Alcoa posted a quarterly profit of $94 million, or 9 cents a share, down sharply from year-ago earnings of $308 million, or 27 cents. The decline was good news, however, as analysts expected Alcoa to record a net loss of 4 cents a share, according to a survey by Thomson Reuters.
Revenue also eclipsed Wall Street's forecast, rising slightly to $6 billion, from $5.96 billion in last year's first quarter. The surprise profit came partly thanks to improved productivity and more stable markets, said CEO Klaus Kleinfeld in a statement.
Alcoa has been struggling in part because of a glut of aluminum on the global market. The economically sensitive metal -- used in everything from planes, trains, and automobiles to construction and consumer electronics -- has seen its price drop year-over-year on weaker demand from China and Europe.

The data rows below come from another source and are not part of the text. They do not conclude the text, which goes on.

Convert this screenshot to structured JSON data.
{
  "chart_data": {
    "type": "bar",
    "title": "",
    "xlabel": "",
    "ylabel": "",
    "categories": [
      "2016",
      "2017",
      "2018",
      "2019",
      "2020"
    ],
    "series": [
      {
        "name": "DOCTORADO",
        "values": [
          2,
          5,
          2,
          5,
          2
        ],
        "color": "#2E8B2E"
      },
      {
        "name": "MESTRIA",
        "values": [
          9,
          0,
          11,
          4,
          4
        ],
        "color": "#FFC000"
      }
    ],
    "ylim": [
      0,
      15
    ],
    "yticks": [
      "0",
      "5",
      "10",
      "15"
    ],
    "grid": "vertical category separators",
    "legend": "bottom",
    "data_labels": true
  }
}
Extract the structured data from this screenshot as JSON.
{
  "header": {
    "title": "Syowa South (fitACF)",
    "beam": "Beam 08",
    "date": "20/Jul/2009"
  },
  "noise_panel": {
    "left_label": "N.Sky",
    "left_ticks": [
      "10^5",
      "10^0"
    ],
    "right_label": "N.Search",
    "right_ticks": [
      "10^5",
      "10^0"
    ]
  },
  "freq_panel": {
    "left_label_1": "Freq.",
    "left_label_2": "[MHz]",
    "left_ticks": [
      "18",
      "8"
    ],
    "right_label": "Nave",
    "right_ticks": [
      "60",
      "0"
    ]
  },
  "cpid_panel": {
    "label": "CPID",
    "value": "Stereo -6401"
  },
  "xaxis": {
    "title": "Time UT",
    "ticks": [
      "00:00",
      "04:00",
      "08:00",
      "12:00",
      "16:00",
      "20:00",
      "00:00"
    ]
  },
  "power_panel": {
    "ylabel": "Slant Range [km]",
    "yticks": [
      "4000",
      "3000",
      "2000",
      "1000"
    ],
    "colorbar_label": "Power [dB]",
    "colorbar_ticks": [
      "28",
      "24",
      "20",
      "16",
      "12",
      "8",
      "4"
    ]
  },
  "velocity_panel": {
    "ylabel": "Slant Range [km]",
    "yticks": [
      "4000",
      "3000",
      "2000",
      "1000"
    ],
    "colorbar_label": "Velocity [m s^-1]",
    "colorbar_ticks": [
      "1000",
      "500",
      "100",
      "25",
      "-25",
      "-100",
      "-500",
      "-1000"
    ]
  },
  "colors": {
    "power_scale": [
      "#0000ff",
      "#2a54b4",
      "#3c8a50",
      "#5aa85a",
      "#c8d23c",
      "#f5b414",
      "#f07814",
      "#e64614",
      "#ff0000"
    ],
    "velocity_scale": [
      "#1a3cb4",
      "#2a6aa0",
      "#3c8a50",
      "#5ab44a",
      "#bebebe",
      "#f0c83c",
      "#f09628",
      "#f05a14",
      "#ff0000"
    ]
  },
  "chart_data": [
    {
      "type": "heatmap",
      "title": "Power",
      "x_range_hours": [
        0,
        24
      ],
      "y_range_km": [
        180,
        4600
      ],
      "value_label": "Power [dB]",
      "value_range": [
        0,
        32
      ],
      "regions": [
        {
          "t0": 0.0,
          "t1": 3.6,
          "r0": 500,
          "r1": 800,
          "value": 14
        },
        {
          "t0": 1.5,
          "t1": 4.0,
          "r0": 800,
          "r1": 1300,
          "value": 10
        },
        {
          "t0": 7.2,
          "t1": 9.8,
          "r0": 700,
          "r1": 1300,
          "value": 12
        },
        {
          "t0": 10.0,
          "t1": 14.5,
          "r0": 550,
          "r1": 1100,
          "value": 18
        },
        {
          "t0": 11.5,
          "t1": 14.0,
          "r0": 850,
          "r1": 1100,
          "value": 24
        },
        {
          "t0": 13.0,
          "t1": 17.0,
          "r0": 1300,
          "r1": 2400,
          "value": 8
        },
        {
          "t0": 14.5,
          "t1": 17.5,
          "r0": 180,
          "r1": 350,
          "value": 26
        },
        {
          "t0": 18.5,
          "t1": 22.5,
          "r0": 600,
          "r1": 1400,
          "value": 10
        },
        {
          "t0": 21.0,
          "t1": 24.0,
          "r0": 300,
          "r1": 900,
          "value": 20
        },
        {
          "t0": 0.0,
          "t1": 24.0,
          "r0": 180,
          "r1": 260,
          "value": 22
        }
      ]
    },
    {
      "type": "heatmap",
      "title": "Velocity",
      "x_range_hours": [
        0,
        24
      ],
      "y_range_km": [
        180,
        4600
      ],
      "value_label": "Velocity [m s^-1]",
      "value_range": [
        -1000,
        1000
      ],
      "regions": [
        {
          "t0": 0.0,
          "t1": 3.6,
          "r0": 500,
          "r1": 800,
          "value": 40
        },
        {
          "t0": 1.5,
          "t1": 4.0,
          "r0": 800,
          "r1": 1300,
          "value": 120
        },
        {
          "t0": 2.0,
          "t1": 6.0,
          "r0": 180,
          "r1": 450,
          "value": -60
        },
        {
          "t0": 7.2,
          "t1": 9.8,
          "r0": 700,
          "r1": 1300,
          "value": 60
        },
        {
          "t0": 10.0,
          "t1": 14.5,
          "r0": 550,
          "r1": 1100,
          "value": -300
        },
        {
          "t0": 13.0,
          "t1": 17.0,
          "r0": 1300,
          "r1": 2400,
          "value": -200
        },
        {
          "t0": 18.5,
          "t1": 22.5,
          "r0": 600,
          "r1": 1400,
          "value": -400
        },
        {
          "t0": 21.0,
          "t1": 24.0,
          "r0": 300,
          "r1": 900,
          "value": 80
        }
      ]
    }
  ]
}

At the same time, Chinese companies are still churning out large quantities of aluminum, further depressing prices. Additionally, higher costs for transportation and energy are squeezing Alcoa's bottom line. In January, the company said it would slash smelting capacity by 12 percent, idling plants to reduce costs and boost margins.
Although average aluminum prices are up approximately 5 percent in the first three months of 2012, they're still well below their highs of last year, said analysts at Trefis in a report to clients. An improving economic situation in the U.S. and a modest recovery from the European debt crisis helped prices bounce back from a 17-month low in December, Trefis notes, but then China cut its economic growth forecast, which capped the price gains.
Alcoa provided an upbeat start to what is expected to be the weakest corporate earnings season since the financial crisis of 2008. Analysts, on average, forecast companies in the S&P 500 to post year-over-year profit growth of just 3.2 percent. Excluding results from Apple (AAPL), the world's biggest publicly traded company, earnings are expected to increase a meager 1.8 percent.
Alcoa saw its shares spike more than 5 percent in after-hour trading. The stock finished the regular session off 2.9 percent, or 28 cents, at $9.32.